Persistent Terminal Sessions

Terminal sessions survive page navigation and browser reload. The WebSocket endpoint accepts a client-provided session_id (persisted in localStorage). On disconnect, the session stays alive server-side — SDK queries continue running and output accumulates in a ring buffer (64KB collections.deque).
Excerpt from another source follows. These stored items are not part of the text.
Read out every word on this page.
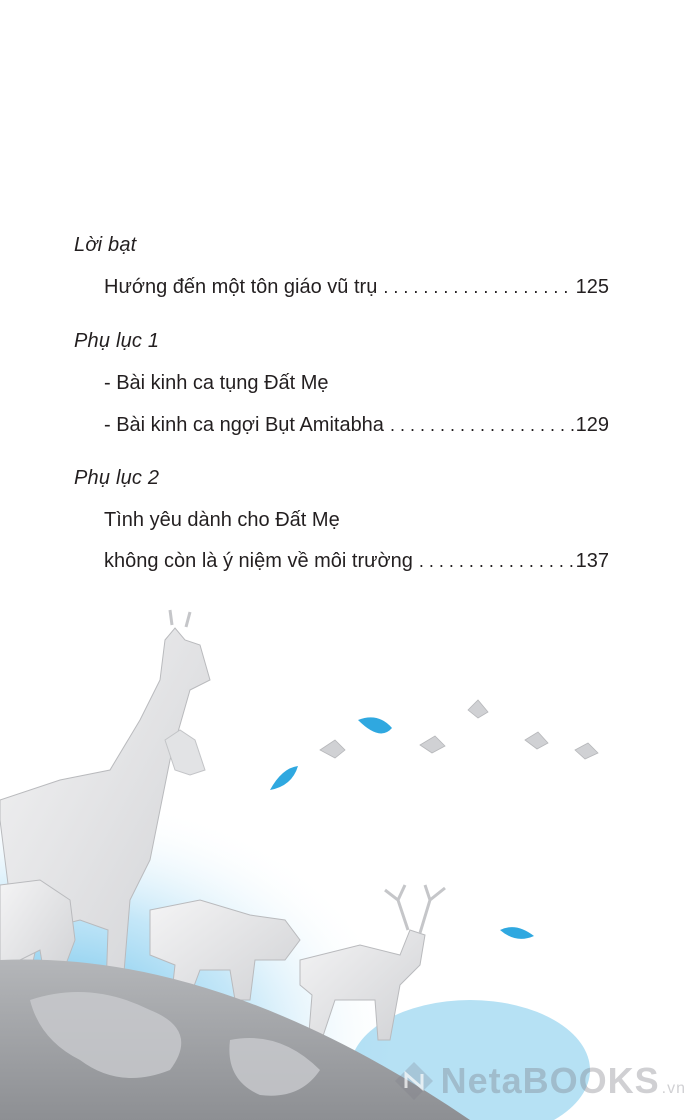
Lời bạt
Hướng đến một tôn giáo vũ trụ . . .	125
Phụ lục 1
- Bài kinh ca tụng Đất Mẹ
- Bài kinh ca ngợi Bụt Amitabha . . .	129
Phụ lục 2
Tình yêu dành cho Đất Mẹ
không còn là ý niệm về môi trường . . .	137
NetaBOOKS .vn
On reconnect, the buffer is replayed so the user sees everything that happened while they were away.

  • Session registry: Module-level _sessions dict in terminal.py
  • Idle cleanup: Background asyncio task sweeps sessions with no client for 30 minutes (/api/terminal/sessions lists active sessions)
  • Dedicated page: /terminal route renders a full-screen Ghostty WASM terminal; the Landing page embeds the same component at preview size

SPA Fallback

/{path} serves ui/dist/index.html for client-side routing.
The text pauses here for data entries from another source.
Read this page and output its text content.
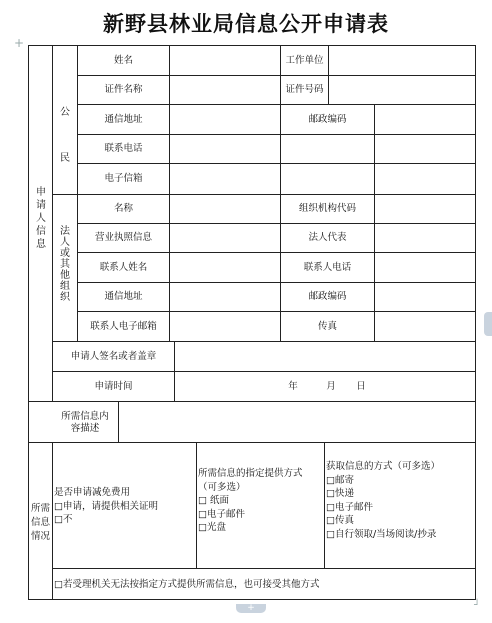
新野县林业局信息公开申请表
+
┘
+
申请人信息
公民
法人或其他组织
姓名	工作单位
证件名称	证件号码
通信地址	邮政编码
联系电话
电子信箱
名称	组织机构代码
营业执照信息	法人代表
联系人姓名	联系人电话
通信地址	邮政编码
联系人电子邮箱	传真
申请人签名或者盖章
申请时间	年	月	日
所需信息内容描述
所需信息情况
是否申请减免费用
□申请，请提供相关证明
□不
所需信息的指定提供方式
（可多选）
□ 纸面
□电子邮件
□光盘
获取信息的方式（可多选）
□邮寄
□快递
□电子邮件
□传真
□自行领取/当场阅读/抄录
□若受理机关无法按指定方式提供所需信息，也可接受其他方式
Aggregated Status Endpoint

GET /api/status returns a comprehensive health report:

{
  "grpc": {"status": "ok", "latency_ms": 12},
  "postgres": {"status": "ok"},
  "qdrant": {"status": "ok"},
  "config": {
    "has_anthropic": true,
    "has_bedrock": false,
    "agent_model": "claude-sonnet-4-5-20250929",
    "db_url": "postgresql://...(masked)"
  },
  "overall_status": "connected"
}

PostgreSQL probes retry 3x with 1s backoff (PGlite can have transient stalls). Overall status is connected when gRPC responds, degraded when gRPC is up but other services are flaky.

Gateway Lifespan

The FastAPI lifespan hook runs three startup tasks:

  1. OOTB seed: Check if ootb-sample source has any dataset versions; if none, create version 1 with metadata.
  2. Hive auto-discovery: discover_hive_sources() probes all configured data connections (ATELIER_DATA_CONNECTIONS), iterates databases, finds annotations tables matching the known schema (legacy or universal format), and auto-registers them via get_or_create_data_source().
  3. Terminal cleanup: Background asyncio task sweeps idle terminal sessions every 60 seconds.
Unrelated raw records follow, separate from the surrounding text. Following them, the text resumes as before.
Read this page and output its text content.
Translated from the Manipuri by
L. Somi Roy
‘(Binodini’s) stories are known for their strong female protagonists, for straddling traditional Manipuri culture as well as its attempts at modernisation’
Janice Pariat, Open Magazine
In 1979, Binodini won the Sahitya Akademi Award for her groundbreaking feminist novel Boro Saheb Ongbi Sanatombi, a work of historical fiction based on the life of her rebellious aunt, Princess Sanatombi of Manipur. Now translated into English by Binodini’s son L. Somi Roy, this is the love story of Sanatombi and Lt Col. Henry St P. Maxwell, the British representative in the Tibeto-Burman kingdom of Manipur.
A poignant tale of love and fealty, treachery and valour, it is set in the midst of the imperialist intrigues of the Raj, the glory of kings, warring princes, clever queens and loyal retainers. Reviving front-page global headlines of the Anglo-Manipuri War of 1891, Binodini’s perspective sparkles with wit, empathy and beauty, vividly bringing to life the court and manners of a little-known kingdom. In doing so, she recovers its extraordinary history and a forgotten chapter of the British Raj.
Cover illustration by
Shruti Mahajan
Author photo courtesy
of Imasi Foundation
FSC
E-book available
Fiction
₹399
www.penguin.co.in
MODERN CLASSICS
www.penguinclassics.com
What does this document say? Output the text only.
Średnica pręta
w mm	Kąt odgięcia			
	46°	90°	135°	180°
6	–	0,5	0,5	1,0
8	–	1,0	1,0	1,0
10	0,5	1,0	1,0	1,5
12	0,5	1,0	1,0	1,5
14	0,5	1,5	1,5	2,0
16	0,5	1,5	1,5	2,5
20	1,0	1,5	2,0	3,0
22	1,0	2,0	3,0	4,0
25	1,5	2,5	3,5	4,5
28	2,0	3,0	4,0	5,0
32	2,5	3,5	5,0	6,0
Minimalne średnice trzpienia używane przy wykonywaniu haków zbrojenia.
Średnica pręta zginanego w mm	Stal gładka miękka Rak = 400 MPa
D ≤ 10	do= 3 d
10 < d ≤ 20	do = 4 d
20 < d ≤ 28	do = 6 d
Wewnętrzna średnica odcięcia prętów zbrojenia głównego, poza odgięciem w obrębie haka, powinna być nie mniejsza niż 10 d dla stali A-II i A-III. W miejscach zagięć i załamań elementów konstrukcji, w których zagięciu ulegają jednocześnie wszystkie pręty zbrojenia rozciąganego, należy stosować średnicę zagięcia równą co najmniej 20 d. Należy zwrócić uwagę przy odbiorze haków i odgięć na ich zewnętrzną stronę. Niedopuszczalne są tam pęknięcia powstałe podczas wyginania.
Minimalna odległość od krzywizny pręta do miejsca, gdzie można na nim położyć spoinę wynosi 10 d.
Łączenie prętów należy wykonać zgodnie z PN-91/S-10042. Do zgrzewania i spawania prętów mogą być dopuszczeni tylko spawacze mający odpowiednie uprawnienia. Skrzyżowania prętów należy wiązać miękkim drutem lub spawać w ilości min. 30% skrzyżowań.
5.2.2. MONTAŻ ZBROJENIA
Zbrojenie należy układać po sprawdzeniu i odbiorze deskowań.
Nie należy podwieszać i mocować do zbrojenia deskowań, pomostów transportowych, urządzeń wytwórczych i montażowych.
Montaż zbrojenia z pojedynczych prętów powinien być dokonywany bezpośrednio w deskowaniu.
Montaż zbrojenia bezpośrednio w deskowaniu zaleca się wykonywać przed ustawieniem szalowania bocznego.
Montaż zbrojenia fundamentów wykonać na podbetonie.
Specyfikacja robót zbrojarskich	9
All three tasks are wrapped in try/except — failures are logged as warnings but don’t prevent gateway startup.

Config Lifecycle

HOCON (config/base.conf) is the single source of truth. No module reads os.environ directly for configuration values.

.env → devenv shell → HOCON ${?VAR} substitution → AtelierConfig dataclass

load_config() reads the HOCON file with live environment variable substitution. External tools that need a flat key=value file use just resolve-config to materialize build/config/atelier.env.

Preflight Validation

just preflight runs structured deny/warn checks via atelier.preflight.run_preflight():

  • Deny = blocking (service cannot start). Examples: missing API keys when both Anthropic and Bedrock are unconfigured.
  • Warn = advisory (degraded functionality). Examples: GPU detected but CUDA unavailable, Qdrant not reachable.

Preflight is called during gateway startup to surface configuration problems early rather than during the first pipeline run.